The eagerness to cut down an iconic Oak Bay oak tree and to label vocal neighbourhood opponents as “Nimbys,” or the “white haired elite” is scary.
Is this a new political tendency? Has democracy been replaced by silencing people’s voices and bowdlerizing established neighbourhoods by cutting down healthy, mature trees? This sacrifice for the vague promise of future housing availability? Those who had to run away from political regimes founded on the promise of a better future for the ongoing sacrifice of today know the danger of this tendency.
Most Victorians suffering from the housing shortage will not be able to afford an expensive condo in Oak Bay or Rockland. Building upscale condos to resolve the acute housing problem is a discredited economic idea of wealth trickling down. Destroying mature green spaces and historic character for the sake of wealthy downsizers is “voodoo economics,” putting it mildly.

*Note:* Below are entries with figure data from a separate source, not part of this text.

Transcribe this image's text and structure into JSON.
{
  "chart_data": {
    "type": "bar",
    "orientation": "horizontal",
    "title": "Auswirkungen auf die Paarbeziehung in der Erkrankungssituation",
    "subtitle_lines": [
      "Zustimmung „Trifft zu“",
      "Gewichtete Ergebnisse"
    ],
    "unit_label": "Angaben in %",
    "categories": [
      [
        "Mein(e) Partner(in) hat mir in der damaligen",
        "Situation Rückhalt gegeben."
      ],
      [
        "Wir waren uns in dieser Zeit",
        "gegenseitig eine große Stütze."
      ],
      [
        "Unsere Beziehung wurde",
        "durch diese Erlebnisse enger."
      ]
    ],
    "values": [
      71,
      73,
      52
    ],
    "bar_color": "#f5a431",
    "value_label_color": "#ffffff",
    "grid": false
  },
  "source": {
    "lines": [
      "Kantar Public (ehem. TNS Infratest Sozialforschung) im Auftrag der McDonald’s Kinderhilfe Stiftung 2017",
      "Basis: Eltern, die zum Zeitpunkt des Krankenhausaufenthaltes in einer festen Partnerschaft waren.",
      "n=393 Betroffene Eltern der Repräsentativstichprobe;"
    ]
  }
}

A good example is the proposal for the 1201 Fort St. property. The voices of the community and city council’s instructions to moderate the height, massing, setbacks and scale of the proposal are drowned out by the mantra of “the bigger, the denser, the better for the future.” Mature trees are cut down to build upscale condos.The height of buildings goes up in tandem with the prices. Who is profiting from this? We have to build affordable housing now, rental or not, where it is possible and needed.
Let’s learn history’s lessons: find a way to build our future without destroying the past and sacrificing the present. People with a vested financial interest in real estate must not be the leaders in planning our future. Noisy citizens are important for meaningful change.